La conversación tenía lugar aquella noche. Ella vestía un lindo pijama azul y sobre él una bata de felpa y, él sentado en el brazo de un sillón, aún llevaba su traje de calle. Se quitó la chaqueta con calma y luego se echó a reír con aquella su risa cascada que era como un consuelo protector para la joven esposa. Esta, sentada en medio de la cama, lo contemplaba con los suaves párpados entornados.
—Hemos de ganar dinero, mi vida —dijo él—. No tenemos más remedio que volver. Y no te preocupes. No será olvidar, ni por regresar a casa cesa la luna de miel. Sé que a mi lado este viaje de novios será eterno y como hay que vivir y yo no quiero nada de los tuyos, es preciso atender la farmacia. Esta es la prosa de la vida, pero yo he de procurar, durante toda mi existencia, que la prosa no mengüe un ápice nuestro hermoso idilio.

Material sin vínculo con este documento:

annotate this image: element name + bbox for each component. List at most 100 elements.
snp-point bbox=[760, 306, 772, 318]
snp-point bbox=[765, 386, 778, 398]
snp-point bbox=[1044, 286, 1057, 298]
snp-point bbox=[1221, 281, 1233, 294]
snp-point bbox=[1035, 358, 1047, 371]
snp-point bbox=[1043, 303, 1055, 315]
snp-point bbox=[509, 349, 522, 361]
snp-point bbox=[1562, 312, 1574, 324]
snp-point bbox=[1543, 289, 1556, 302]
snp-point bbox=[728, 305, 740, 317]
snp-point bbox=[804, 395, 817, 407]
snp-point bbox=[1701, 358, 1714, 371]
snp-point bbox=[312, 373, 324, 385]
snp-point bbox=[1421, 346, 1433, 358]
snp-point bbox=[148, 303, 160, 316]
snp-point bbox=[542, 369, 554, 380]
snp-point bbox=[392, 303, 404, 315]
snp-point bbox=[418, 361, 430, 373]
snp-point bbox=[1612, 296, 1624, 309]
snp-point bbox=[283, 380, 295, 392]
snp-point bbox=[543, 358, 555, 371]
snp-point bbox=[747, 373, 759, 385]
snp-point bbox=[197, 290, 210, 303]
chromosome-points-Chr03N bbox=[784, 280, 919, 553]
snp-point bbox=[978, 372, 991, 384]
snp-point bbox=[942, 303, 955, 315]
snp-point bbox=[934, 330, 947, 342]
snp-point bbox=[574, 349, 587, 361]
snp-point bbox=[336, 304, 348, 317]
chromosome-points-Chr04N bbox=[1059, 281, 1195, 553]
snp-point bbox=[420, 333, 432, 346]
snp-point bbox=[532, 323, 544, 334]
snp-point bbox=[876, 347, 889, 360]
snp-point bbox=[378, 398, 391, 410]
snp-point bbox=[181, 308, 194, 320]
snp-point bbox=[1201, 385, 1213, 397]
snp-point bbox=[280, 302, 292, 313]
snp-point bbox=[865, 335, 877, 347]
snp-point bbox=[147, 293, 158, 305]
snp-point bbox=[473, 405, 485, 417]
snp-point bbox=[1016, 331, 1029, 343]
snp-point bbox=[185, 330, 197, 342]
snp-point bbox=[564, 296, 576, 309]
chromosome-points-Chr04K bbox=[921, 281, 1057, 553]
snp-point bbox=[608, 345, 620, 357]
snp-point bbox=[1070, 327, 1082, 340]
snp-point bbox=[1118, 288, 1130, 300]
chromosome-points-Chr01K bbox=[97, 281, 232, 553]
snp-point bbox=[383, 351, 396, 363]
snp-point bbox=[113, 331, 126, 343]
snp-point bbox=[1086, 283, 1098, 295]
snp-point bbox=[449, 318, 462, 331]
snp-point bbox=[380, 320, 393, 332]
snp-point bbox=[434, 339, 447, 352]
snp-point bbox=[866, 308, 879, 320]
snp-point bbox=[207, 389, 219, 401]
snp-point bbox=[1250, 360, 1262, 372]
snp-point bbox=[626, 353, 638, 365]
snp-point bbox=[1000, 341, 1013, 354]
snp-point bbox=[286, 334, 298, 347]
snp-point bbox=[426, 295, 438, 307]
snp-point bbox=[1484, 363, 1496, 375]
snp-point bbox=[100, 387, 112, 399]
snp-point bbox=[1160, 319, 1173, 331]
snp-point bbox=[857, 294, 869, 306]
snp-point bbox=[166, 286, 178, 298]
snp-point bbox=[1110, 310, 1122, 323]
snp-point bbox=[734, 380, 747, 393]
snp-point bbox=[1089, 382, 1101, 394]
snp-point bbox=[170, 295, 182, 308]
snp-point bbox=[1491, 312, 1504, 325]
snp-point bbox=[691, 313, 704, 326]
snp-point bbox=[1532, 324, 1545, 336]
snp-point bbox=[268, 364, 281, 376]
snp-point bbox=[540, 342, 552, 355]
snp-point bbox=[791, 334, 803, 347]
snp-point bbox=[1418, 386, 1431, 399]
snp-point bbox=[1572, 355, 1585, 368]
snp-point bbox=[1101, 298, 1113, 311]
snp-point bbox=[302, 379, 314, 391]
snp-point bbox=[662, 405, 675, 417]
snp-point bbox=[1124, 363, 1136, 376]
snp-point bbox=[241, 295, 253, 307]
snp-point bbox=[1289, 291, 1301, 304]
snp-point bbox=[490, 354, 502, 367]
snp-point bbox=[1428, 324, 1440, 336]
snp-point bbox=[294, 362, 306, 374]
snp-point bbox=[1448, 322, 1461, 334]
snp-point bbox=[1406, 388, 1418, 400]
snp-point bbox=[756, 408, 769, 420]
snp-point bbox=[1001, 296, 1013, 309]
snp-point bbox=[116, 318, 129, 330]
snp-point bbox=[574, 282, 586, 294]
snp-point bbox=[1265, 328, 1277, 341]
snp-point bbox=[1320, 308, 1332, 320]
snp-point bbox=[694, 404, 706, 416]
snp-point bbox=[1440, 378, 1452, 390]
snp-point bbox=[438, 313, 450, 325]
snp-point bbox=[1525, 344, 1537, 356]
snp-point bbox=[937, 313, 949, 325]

Inés no respondió. Seguía mirándolo.
—¿No me contestas, muñequita?
—Te escucho, me gusta escucharte. Me pasaría el resto de mi vida oyéndote decir cosas y cosas.
—Y regresas de buen grado…
—Contigo… ya te lo dije mil veces, al fin del mundo. Has llegado a ser para mí indispensable, Arturo. Yo… —se ruborizó—, siempre creí que el amor era algo simple, sin hilación, algo que no podía definirse.
—¿Y ahora?
—Desde que soy tu mujer… sé lo que significa el amor. A cada instante del día te tengo en mi pensamiento, gozo pensando en ti y sufro pensando en ti. Es…, sí —añadió pensativamente—, un gozar y un sufrir continuo, pero tanto el sufrimiento como el goce proporcionan intensa felicidad.
Se acercó a ella. Se sentó en el borde del lecho y la muchacha tiró la cabeza hacia atrás y sus grandes ojos hurgaron como llamas en las pupilas de Arturo.
—No sé lo que les ocurrirá a los demás hombres —observó él calladamente—, pero sí puedo decir que a mí la vida, convertida en tu persona, me dio la gran lección. He tenido muchas mujeres y éstas pasaron por mi vida sin dejar huella alguna y he aquí que de súbito una mocosa, una chiquilla aparece y me demuestra con su persona que la vida tiene un alto significado para el hombre.
Se inclinaba hacia ella y la muchacha, súbitamente, le pasó los brazos por el cuello y dijo como un susurro imperceptible:
—Te quiero, te quiero como nada quise en la vida. Como no querré jamás. Eres para mí… lo mejor, lo único, lo verdadero…
Arturo tampoco bajó aquella noche a cenar.